Planungsmodus
Der Agent schreibt zuerst einen Plan und fasst das Projekt erst nach der Freigabe an. Wann sich das lohnt und wann es nur Verzögerung ist.
Im Planungsmodus schreibt der Agent das Projekt nicht um. Er darf lesen und er darf denken; am Ende schreibt er einen Plan, den du liest und freigibst oder zurückschickst. Es ist der eine Moment, in dem es Sinn hat, auf den Agenten zu warten — bevor er zu schreiben beginnt, nicht danach.
Wie er eingeschaltet wird
In der Konversation unter der Schaltfläche + liegt der Schalter „Planungsmodus“. Er bleibt an, bis du ihn ausschaltest, und man sieht es — die Schaltfläche ist hervorgehoben, sodass du nicht Arbeit übergibst, während du glaubst zu planen.
Das Prompt-Feld fragt dabei selbst anders: „Was soll der Agent planen?“ statt der gewöhnlichen Aufforderung.
Das Umschalten des Modus verlangt einen Neustart des Agenten auf dem Server.
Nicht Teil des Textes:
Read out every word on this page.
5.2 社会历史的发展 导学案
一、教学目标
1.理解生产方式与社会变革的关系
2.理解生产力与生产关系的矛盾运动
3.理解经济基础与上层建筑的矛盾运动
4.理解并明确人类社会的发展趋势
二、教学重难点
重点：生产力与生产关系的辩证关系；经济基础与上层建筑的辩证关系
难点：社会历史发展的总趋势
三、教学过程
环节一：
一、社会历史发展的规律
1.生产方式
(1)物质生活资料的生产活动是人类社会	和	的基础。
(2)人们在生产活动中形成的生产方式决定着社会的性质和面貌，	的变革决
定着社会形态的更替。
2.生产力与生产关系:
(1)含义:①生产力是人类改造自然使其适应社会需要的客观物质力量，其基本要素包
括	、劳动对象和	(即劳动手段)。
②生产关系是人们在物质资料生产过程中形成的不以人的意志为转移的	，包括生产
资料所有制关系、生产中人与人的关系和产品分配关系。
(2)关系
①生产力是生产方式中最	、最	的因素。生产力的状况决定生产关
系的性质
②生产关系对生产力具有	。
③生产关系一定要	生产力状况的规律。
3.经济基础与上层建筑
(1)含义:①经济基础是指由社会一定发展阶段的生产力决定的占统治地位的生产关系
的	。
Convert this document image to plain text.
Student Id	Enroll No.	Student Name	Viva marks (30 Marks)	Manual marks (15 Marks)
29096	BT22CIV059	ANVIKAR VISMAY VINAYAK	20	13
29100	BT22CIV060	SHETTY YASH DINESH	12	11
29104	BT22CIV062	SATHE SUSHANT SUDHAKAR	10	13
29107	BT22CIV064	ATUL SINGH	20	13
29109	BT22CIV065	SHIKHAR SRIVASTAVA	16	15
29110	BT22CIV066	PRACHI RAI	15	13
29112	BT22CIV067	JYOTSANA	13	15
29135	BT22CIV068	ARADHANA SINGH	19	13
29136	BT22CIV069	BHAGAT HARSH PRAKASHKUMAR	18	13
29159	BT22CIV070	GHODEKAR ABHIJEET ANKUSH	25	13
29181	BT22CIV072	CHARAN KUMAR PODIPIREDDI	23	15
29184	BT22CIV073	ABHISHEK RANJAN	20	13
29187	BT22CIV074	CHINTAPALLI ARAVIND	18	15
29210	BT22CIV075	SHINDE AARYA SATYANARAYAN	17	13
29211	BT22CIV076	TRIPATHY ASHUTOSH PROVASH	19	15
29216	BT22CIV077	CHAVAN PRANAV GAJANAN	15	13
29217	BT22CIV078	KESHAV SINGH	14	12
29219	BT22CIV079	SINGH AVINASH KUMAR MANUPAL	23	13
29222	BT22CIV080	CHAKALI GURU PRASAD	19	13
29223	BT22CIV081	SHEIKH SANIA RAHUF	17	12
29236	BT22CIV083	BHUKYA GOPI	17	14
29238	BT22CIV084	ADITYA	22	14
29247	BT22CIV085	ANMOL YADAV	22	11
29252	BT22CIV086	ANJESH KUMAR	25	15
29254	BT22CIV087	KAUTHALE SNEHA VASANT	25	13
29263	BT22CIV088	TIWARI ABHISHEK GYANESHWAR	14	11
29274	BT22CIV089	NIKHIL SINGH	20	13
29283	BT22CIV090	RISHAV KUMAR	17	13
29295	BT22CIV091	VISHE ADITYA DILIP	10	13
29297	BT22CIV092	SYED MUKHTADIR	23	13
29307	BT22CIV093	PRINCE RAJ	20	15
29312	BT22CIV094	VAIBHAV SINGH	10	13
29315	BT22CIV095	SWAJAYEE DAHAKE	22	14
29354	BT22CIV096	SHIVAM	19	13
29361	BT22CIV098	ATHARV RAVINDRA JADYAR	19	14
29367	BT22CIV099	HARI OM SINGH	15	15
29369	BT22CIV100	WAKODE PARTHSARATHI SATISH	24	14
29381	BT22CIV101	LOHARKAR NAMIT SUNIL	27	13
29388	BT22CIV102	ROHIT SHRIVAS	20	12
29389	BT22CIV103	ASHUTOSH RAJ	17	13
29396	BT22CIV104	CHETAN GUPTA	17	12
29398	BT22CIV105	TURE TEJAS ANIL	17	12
Das geschieht von selbst und ist eine Sache von einer, zwei Sekunden — aber genau deshalb wird der Modus nicht bei jedem Prompt umgeschaltet.
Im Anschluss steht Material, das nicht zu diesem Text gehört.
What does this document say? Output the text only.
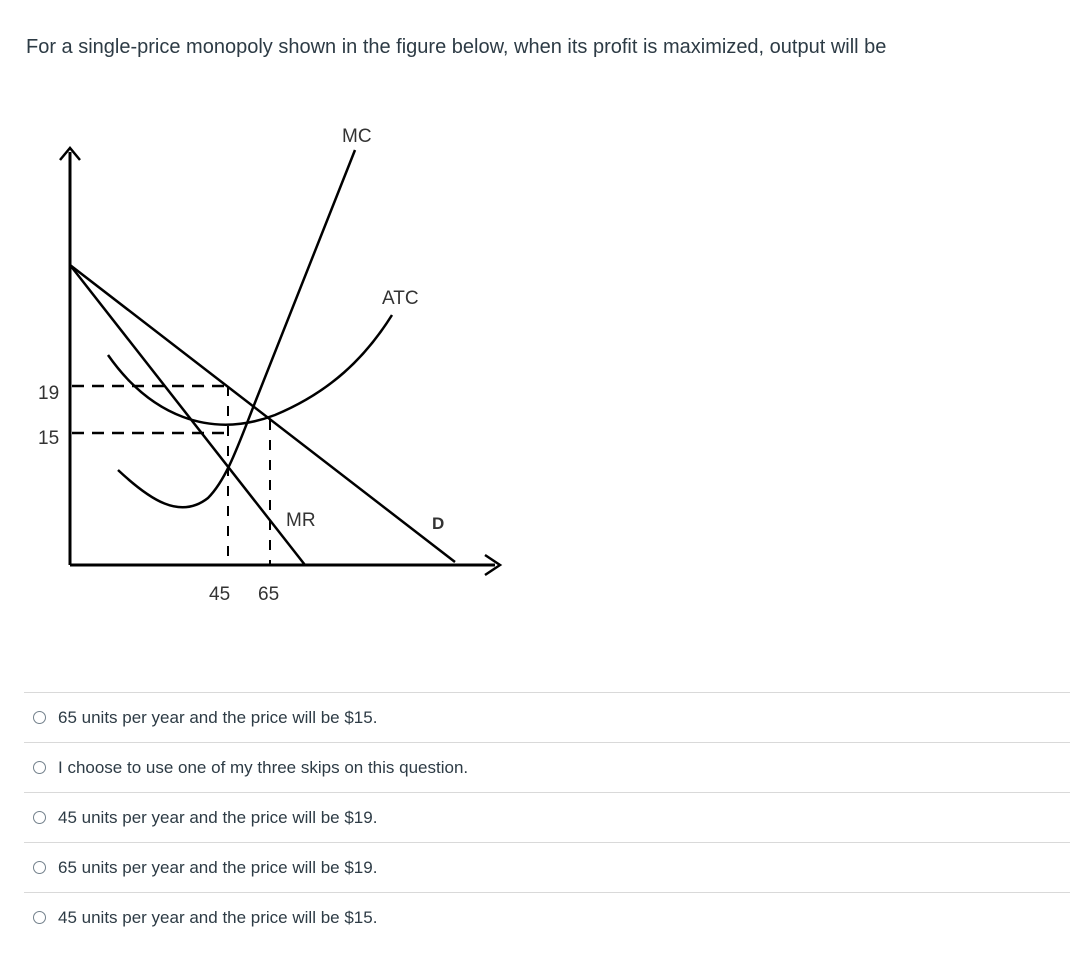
For a single-price monopoly shown in the figure below, when its profit is maximized, output will be
MC
ATC
MR	D
19
15
45 65
65 units per year and the price will be $15.
I choose to use one of my three skips on this question.
45 units per year and the price will be $19.
65 units per year and the price will be $19.
45 units per year and the price will be $15.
Was beim Planen nicht passieren kann
Der Agent läuft mit verbotenem Schreiben. Er kann keine Datei schreiben, er kann keinen Befehl ausführen, der etwas ändert. Es ist kein Versprechen im Auftrag, das er übersehen könnte — es ist die Einstellung, mit der er gestartet wurde.
Der Plan erscheint dann nicht als gewöhnliche Antwort. Der Agent legt ihn als Freigabeanfrage vor, und du siehst den ganzen Plan, nicht seinen Anfang — bei anderen Aktionen genügt es zu wissen, was läuft, hier ist dieser Text selbst der Inhalt der Entscheidung.
Freigeben oder zurückschicken
Bei einem Plan hast du zwei Wege, und beide sind in Ordnung:
- Plan freigeben
- Der Agent beendet den Zug und wartet. Unter der Konversation erscheint eine Schaltfläche: Plan ausführen — ein Tippen statt „dann mach es“ zu schreiben. Erst damit macht er sich an die Arbeit, schon im gewöhnlichen Modus.
- Ablehnen und schreiben, was anders ist
- Du schreibst, was im Plan nicht stimmt, und der Agent arbeitet ihn um — weiter im Planen, weiter ohne zu schreiben. Das ist der billige Weg, ihn irgendwohin zu führen: einen Plan zu korrigieren ist um eine Größenordnung schneller als fertigen Code.
Wann man ihn nutzt
- Bei einem Auftrag, bei dem du nicht sicher bist, ob du ihn gut beschrieben hast. Ein Plan ist die schnellste Probe, dass ihr euch verstanden habt.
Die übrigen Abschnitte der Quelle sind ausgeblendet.